CEO di Timur Tengah memelopori integrasi kecerdasan buatan (AI) ke dalam bisnis mereka dengan kecepatan yang lebih cepat dibandingkan CEO global, menurut Survei CEO Global PwC ke-29. 82% pemimpin bisnis di Timur Tengah melaporkan bahwa budaya organisasi mereka secara aktif mendorong adopsi AI, dan 70% telah menetapkan peta jalan penerapan AI yang jelas. Hal ini sangat kontras dengan rata-rata global, yang menunjukkan pendekatan proaktif yang unik terhadap integrasi AI di kawasan ini.
Adopsi Kuat dalam Peran yang Menghadapi Pelanggan
Survei tersebut mengungkapkan bahwa AI diterapkan paling efektif di area yang berdampak langsung pada pendapatan dan pengalaman pelanggan. Hampir 40% CEO di Timur Tengah telah menerapkan AI dalam menghasilkan permintaan, layanan pelanggan, dan fungsi dukungan, jauh di atas tolok ukur global. Selain itu, lebih dari sepertiganya telah mengintegrasikan AI secara langsung ke dalam penawaran produk atau layanan inti mereka, angka ini jauh lebih tinggi dibandingkan angka yang kurang dari 20% yang diamati secara global.
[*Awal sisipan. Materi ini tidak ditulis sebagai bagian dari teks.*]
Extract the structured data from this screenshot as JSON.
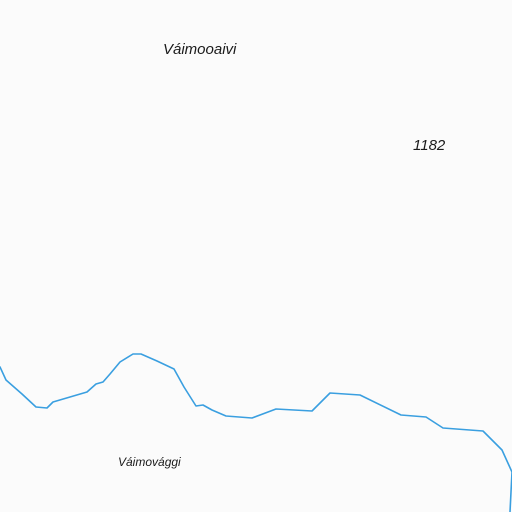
{
  "labels": {
    "peak_name": "Váimooaivi",
    "elevation": "1182",
    "valley_name": "Váimovággi"
  },
  "colors": {
    "background": "#fbfbfb",
    "stream": "#3a9fe0",
    "label_text": "#1a1a1a"
  },
  "features": [
    {
      "type": "stream",
      "name": "",
      "color": "#3a9fe0"
    }
  ]
}
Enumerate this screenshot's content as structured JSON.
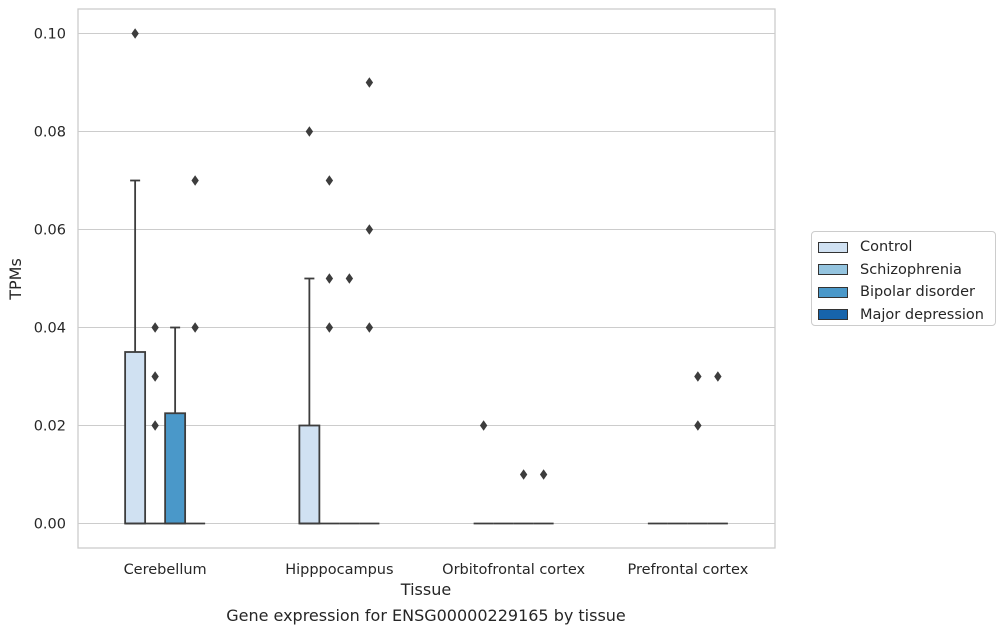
{
  "chart_data": {
    "type": "box",
    "caption": "Gene expression for ENSG00000229165 by tissue",
    "xlabel": "Tissue",
    "ylabel": "TPMs",
    "ylim": [
      -0.005,
      0.105
    ],
    "yticks": [
      "0.00",
      "0.02",
      "0.04",
      "0.06",
      "0.08",
      "0.10"
    ],
    "categories": [
      "Cerebellum",
      "Hipppocampus",
      "Orbitofrontal cortex",
      "Prefrontal cortex"
    ],
    "grid": true,
    "legend_position": "right",
    "series": [
      {
        "name": "Control",
        "color": "#d0e1f2"
      },
      {
        "name": "Schizophrenia",
        "color": "#94c4df"
      },
      {
        "name": "Bipolar disorder",
        "color": "#4a98c9"
      },
      {
        "name": "Major depression",
        "color": "#1764ab"
      }
    ],
    "boxes": [
      [
        {
          "q1": 0,
          "median": 0,
          "q3": 0.035,
          "whisker_low": 0,
          "whisker_high": 0.07,
          "fliers": [
            0.1
          ]
        },
        {
          "q1": 0,
          "median": 0,
          "q3": 0,
          "whisker_low": 0,
          "whisker_high": 0,
          "fliers": [
            0.04,
            0.03,
            0.02
          ]
        },
        {
          "q1": 0,
          "median": 0,
          "q3": 0.0225,
          "whisker_low": 0,
          "whisker_high": 0.04,
          "fliers": []
        },
        {
          "q1": 0,
          "median": 0,
          "q3": 0,
          "whisker_low": 0,
          "whisker_high": 0,
          "fliers": [
            0.07,
            0.04
          ]
        }
      ],
      [
        {
          "q1": 0,
          "median": 0,
          "q3": 0.02,
          "whisker_low": 0,
          "whisker_high": 0.05,
          "fliers": [
            0.08
          ]
        },
        {
          "q1": 0,
          "median": 0,
          "q3": 0,
          "whisker_low": 0,
          "whisker_high": 0,
          "fliers": [
            0.07,
            0.05,
            0.04
          ]
        },
        {
          "q1": 0,
          "median": 0,
          "q3": 0,
          "whisker_low": 0,
          "whisker_high": 0,
          "fliers": [
            0.05
          ]
        },
        {
          "q1": 0,
          "median": 0,
          "q3": 0,
          "whisker_low": 0,
          "whisker_high": 0,
          "fliers": [
            0.09,
            0.06,
            0.04
          ]
        }
      ],
      [
        {
          "q1": 0,
          "median": 0,
          "q3": 0,
          "whisker_low": 0,
          "whisker_high": 0,
          "fliers": [
            0.02
          ]
        },
        {
          "q1": 0,
          "median": 0,
          "q3": 0,
          "whisker_low": 0,
          "whisker_high": 0,
          "fliers": []
        },
        {
          "q1": 0,
          "median": 0,
          "q3": 0,
          "whisker_low": 0,
          "whisker_high": 0,
          "fliers": [
            0.01
          ]
        },
        {
          "q1": 0,
          "median": 0,
          "q3": 0,
          "whisker_low": 0,
          "whisker_high": 0,
          "fliers": [
            0.01
          ]
        }
      ],
      [
        {
          "q1": 0,
          "median": 0,
          "q3": 0,
          "whisker_low": 0,
          "whisker_high": 0,
          "fliers": []
        },
        {
          "q1": 0,
          "median": 0,
          "q3": 0,
          "whisker_low": 0,
          "whisker_high": 0,
          "fliers": []
        },
        {
          "q1": 0,
          "median": 0,
          "q3": 0,
          "whisker_low": 0,
          "whisker_high": 0,
          "fliers": [
            0.03,
            0.02
          ]
        },
        {
          "q1": 0,
          "median": 0,
          "q3": 0,
          "whisker_low": 0,
          "whisker_high": 0,
          "fliers": [
            0.03
          ]
        }
      ]
    ]
  }
}
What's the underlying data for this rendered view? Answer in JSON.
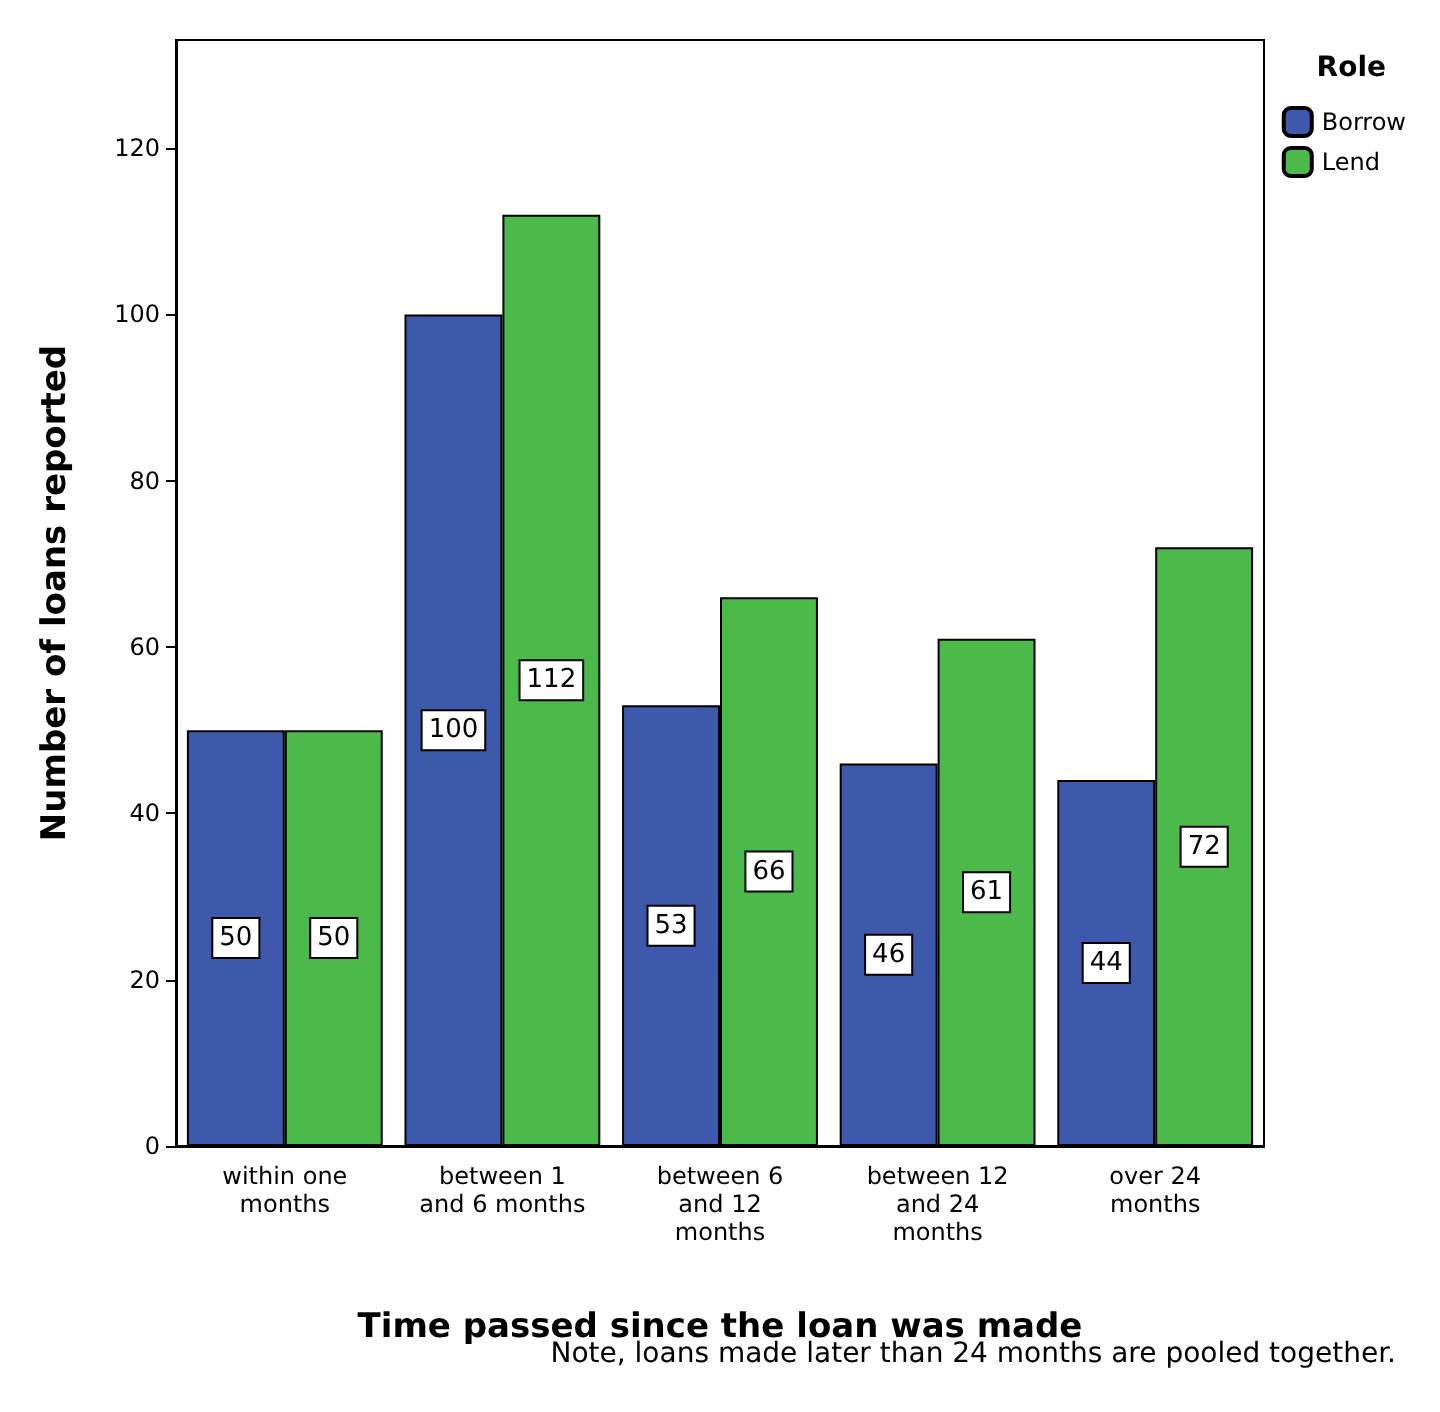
{
  "chart_data": {
    "type": "bar",
    "xlabel": "Time passed since the loan was made",
    "ylabel": "Number of loans reported",
    "legend_title": "Role",
    "categories": [
      "within one\nmonths",
      "between 1\nand 6 months",
      "between 6\nand 12\nmonths",
      "between 12\nand 24\nmonths",
      "over 24\nmonths"
    ],
    "series": [
      {
        "name": "Borrow",
        "color": "#3e58ac",
        "values": [
          50,
          100,
          53,
          46,
          44
        ]
      },
      {
        "name": "Lend",
        "color": "#4cba4a",
        "values": [
          50,
          112,
          66,
          61,
          72
        ]
      }
    ],
    "ylim": [
      0,
      133
    ],
    "yticks": [
      0,
      20,
      40,
      60,
      80,
      100,
      120
    ],
    "grid": false,
    "legend": "top right",
    "data_labels": true,
    "annotations": [
      "Note, loans made later than 24 months are pooled together."
    ]
  }
}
Tren ini mencerminkan strategi pragmatis: Alat AI terbukti paling berharga ketika data berlimpah, kasus penggunaan jelas, dan laba atas investasi cepat. Secara khusus, 39% CEO di Timur Tengah dan 43% pemimpin Dewan Kerjasama Teluk (GCC) melaporkan penggunaan AI yang luas dalam penjualan, pemasaran, dan layanan pelanggan, dibandingkan dengan hanya 22% secara global.
Kepercayaan Daerah dan Investasi
Para pemimpin di kawasan ini juga menunjukkan keyakinan yang kuat terhadap pertumbuhan ekonomi di masa depan. 88% CEO di Timur Tengah mengantisipasi penguatan ekonomi, dan meningkat menjadi 93% di GCC. Optimisme ini mendorong investasi: hampir tiga perempat dari rencana investasi luar negeri oleh perusahaan-perusahaan Timur Tengah akan tetap berada di wilayah tersebut.
Bisnis di Timur Tengah telah menunjukkan kinerja keuangan yang kuat, melaporkan pertumbuhan pendapatan rata-rata sebesar 12% – melebihi rata-rata global sebesar 8%. 79% CEO merencanakan akuisisi besar-besaran dalam tiga tahun ke depan, dengan fokus yang jelas pada perluasan kemampuan dan memasuki pasar baru.
Akses Data Masih Menjadi Tantangan Utama
Meskipun adopsinya cepat, hambatan yang signifikan masih ada: hanya 29% CEO di Timur Tengah yang percaya bahwa alat AI mereka memiliki akses penuh ke data yang diperlukan. Silo data, sistem lama yang sudah ketinggalan zaman, dan pembatasan tata kelola terus menghambat potensi AI secara penuh. Keterbatasan ini tidak hanya terjadi di kawasan ini, karena rata-rata global sedikit lebih rendah yaitu sebesar 22%, namun masih merupakan area yang penting untuk ditingkatkan.
Kesiapan Tenaga Kerja dan Ketersediaan Bakat
Timur Tengah juga menunjukkan keyakinan yang tinggi terhadap kemampuannya menarik talenta AI yang terampil, dengan 59% CEO melaporkan akses terhadap keahlian teknis berkualitas tinggi. Hal ini menempatkan wilayah ini untuk memanfaatkan meningkatnya permintaan akan tenaga profesional AI karena strategi nasional memprioritaskan pertumbuhan ekonomi yang didorong oleh AI.
Timur Tengah tidak hanya mengadopsi AI, tapi juga secara strategis menerapkan AI ke dalam operasional bisnis dengan kecepatan yang belum pernah terjadi sebelumnya. Kepemimpinan yang berpikiran maju dan kepercayaan ekonomi yang kuat mendorong transformasi yang cepat ini.
Temuan ini didasarkan pada survei PwC sebelumnya, yang pada tahun 2025 menunjukkan 93% CEO GCC memperkirakan integrasi penuh AI dalam waktu tiga tahun. Data terbaru ini mengonfirmasi bahwa prediksi tersebut menjadi kenyataan, dengan hampir 40% perusahaan kini menerapkan AI secara ekstensif di bidang-bidang utama yang menghasilkan pendapatan.